Se sentó, desenrolló de nuevo el texto y lo leyó esta vez en lengua vulgar, traduciendo en voz baja:
«En la ciudad de Ani, en los confines de la cristiandad, han aparecido nuevos signos.
Llamas suspendidas, figuras aladas, sombras atravesando los muros.
Debemos temer que no sea obra divina, sino del Demonio.
Solicitamos el envío de un hermano versado en los misterios del Arcángel san Miguel, para discernir la verdad de la mentira.
Actuad con celeridad.»
Permaneció largo rato sentado, con la mirada fija en la piedra desnuda.
La puerta de madera se abrió sin ruido.
El hermano Albertus entró, figura serena, erguida, apenas velada por su túnica oscura. Se inclinó y se acercó a la mesa de piedra donde el abad Adalberto lo esperaba, aún sentado, con un pergamino desplegado frente a él.
— Lee esto, hermano. Ha llegado hoy. De lejos.

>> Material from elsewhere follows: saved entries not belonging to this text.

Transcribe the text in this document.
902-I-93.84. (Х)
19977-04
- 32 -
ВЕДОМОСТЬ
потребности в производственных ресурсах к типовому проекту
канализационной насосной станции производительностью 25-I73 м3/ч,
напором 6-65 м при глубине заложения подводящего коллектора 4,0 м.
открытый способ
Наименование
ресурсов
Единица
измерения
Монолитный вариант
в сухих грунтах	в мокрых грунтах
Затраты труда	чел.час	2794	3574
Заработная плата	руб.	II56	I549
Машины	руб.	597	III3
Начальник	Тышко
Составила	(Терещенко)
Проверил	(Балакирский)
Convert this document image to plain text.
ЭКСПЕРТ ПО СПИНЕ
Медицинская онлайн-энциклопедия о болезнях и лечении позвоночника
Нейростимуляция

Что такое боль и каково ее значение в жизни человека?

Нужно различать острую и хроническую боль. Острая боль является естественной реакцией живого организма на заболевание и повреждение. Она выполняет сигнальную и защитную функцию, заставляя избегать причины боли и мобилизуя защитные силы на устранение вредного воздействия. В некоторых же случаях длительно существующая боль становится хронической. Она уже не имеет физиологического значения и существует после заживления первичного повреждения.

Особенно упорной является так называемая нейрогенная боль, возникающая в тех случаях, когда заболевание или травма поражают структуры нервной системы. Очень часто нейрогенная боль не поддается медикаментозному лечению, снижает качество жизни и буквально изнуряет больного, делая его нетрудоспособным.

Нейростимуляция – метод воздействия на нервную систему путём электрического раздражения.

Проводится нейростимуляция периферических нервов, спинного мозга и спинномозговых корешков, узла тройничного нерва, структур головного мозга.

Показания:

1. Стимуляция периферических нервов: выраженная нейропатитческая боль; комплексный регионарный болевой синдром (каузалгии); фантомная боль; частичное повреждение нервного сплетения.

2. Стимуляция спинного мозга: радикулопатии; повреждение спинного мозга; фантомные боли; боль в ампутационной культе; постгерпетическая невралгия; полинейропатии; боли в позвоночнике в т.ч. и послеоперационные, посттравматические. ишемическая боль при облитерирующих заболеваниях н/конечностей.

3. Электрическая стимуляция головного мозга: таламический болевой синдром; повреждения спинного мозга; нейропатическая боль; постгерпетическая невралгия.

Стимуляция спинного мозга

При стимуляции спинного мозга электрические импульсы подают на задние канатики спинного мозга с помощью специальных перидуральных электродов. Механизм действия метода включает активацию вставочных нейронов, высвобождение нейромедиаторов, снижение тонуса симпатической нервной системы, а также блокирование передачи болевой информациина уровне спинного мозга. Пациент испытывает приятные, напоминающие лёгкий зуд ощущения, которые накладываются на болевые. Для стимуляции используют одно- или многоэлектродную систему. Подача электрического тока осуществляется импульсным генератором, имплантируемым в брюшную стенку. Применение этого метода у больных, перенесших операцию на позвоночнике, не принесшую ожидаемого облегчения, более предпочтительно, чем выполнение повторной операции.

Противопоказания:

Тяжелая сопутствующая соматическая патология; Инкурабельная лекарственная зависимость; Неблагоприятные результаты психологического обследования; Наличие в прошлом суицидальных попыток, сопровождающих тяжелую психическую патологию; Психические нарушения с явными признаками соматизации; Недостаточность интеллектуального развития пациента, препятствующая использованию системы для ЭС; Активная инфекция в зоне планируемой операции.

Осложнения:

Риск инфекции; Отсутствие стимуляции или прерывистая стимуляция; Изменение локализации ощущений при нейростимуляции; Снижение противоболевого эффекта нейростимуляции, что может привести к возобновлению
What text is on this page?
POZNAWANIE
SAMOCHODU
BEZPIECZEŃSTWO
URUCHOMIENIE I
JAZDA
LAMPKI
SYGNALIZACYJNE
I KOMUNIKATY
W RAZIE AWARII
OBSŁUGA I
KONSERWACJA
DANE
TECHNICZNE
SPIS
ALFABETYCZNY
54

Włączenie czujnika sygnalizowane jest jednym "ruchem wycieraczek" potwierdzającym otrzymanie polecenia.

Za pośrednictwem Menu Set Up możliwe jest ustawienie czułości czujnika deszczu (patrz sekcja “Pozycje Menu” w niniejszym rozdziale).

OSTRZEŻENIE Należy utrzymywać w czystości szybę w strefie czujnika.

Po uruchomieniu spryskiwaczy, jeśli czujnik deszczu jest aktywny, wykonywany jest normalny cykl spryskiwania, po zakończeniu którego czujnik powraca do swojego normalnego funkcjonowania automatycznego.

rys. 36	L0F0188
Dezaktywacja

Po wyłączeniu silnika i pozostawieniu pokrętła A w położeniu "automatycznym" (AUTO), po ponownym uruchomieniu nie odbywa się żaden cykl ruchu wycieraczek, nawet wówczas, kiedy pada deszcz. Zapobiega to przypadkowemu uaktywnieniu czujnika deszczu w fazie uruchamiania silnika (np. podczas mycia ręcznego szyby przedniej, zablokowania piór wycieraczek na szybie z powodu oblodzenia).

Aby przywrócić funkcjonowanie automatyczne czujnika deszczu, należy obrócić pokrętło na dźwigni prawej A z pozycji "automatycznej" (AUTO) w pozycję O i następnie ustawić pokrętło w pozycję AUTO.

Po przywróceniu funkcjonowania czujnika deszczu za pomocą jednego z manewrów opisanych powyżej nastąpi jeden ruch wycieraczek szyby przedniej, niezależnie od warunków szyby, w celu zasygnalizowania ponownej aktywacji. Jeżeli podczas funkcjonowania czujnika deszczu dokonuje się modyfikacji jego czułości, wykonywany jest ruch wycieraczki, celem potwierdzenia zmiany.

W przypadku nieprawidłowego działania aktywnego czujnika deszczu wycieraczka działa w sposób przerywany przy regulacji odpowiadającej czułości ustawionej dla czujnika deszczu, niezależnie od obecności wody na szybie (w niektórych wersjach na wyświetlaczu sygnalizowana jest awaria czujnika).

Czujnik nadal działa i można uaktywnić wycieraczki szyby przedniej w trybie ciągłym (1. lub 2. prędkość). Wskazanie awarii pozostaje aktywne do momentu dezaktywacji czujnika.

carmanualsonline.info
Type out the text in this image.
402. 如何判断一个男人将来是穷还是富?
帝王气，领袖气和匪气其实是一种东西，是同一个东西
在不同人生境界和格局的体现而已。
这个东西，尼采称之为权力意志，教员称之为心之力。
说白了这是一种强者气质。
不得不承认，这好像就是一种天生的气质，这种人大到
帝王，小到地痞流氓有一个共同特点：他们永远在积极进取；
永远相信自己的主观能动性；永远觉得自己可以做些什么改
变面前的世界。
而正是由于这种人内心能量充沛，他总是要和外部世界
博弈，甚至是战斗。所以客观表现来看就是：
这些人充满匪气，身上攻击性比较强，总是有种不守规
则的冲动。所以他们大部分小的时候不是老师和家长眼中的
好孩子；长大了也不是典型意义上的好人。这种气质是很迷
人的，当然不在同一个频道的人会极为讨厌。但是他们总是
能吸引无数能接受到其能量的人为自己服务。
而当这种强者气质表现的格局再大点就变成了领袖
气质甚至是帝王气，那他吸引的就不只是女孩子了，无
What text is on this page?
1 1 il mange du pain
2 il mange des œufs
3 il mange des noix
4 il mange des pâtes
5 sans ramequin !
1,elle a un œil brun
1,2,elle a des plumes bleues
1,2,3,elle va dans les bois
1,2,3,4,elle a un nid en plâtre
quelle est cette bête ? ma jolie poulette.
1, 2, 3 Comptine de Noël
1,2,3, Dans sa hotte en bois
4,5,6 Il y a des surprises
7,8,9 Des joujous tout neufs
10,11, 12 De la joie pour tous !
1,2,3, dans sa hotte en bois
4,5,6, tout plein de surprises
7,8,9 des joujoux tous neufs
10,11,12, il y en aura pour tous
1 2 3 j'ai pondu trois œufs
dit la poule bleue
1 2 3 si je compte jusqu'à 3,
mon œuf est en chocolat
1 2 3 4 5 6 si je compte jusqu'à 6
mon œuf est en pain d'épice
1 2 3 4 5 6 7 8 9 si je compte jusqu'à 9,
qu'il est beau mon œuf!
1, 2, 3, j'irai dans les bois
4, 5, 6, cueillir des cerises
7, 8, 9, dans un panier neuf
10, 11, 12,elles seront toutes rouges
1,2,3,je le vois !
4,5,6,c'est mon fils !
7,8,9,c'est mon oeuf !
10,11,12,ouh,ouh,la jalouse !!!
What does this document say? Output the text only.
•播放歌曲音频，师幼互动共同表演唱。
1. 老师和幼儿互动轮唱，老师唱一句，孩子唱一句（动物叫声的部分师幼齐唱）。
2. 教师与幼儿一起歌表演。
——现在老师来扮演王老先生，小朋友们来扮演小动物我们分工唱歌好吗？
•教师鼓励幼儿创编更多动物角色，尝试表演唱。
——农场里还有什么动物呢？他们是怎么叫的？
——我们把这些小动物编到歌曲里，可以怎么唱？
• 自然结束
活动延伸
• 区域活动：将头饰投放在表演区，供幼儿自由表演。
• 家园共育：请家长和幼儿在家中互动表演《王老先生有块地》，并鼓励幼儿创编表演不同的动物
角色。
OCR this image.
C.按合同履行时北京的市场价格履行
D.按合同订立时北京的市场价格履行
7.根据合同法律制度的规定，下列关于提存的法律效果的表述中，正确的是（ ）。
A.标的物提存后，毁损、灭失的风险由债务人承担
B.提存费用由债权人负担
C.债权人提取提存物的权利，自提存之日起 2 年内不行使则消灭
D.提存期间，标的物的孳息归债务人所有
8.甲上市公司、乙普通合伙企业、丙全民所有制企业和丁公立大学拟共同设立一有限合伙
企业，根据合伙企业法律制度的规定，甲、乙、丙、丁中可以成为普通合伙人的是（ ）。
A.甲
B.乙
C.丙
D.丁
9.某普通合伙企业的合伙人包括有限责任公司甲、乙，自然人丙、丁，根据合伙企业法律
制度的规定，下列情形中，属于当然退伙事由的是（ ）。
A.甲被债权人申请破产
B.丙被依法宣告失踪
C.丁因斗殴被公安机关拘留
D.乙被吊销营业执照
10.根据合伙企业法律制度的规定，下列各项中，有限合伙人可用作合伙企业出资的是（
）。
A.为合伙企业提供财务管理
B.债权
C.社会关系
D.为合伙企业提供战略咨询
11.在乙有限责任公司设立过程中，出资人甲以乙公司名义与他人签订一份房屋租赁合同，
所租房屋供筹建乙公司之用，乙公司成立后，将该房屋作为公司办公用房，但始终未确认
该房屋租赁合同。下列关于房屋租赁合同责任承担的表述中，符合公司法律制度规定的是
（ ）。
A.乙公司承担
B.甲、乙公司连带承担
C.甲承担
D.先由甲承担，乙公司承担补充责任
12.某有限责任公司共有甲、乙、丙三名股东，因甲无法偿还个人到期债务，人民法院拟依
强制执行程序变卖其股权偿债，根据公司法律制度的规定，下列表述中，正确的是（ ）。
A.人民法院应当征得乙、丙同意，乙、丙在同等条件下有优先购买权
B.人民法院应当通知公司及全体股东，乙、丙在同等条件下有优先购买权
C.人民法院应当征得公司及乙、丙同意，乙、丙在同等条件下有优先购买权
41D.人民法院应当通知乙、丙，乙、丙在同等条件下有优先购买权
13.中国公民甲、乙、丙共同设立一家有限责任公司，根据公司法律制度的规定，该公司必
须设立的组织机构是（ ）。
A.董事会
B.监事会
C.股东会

Albertus recorrió las líneas con mirada experta. A medida que leía, una sombra de sonrisa cruzó sus labios.
— Llamas suspendidas en el aire. Sombras atravesando los muros…
Alzó la cabeza.
— No sería la primera vez que se manifiestan tales señales. Recordad, en la galería sur.
El abad asintió lentamente.
— Sí. Aquella noche. No fue un fenómeno ordinario. Pero nadie habló de ello en el capítulo.
— Y hicimos bien.
Se instaló un silencio, hecho de comprensión mutua, de prudencia, y de cierta emoción contenida.
El abad se incorporó, tomó una hoja de pergamino en blanco y una pluma de oca que mojó en tinta oscura. Escribió lentamente, pronunciando en voz alta cada línea:
Fratri carissimo in Christo, salutem et pacem.
A nuestro muy querido hermano en Cristo, salud y paz.
Fidem tuam, qua prodigia visa non siluisti sed consilio commisisti, summopere laudamus.
Alabamos profundamente tu fe, que te impulsó a no callar los prodigios vistos, sino a someterlos al discernimiento.
Ad te mittimus fratrem Albertum, virum probatum, expertum in rebus angelicis et scripturis sanctis, qui huiusmodi signa examinabit cum diligentia et humilitate.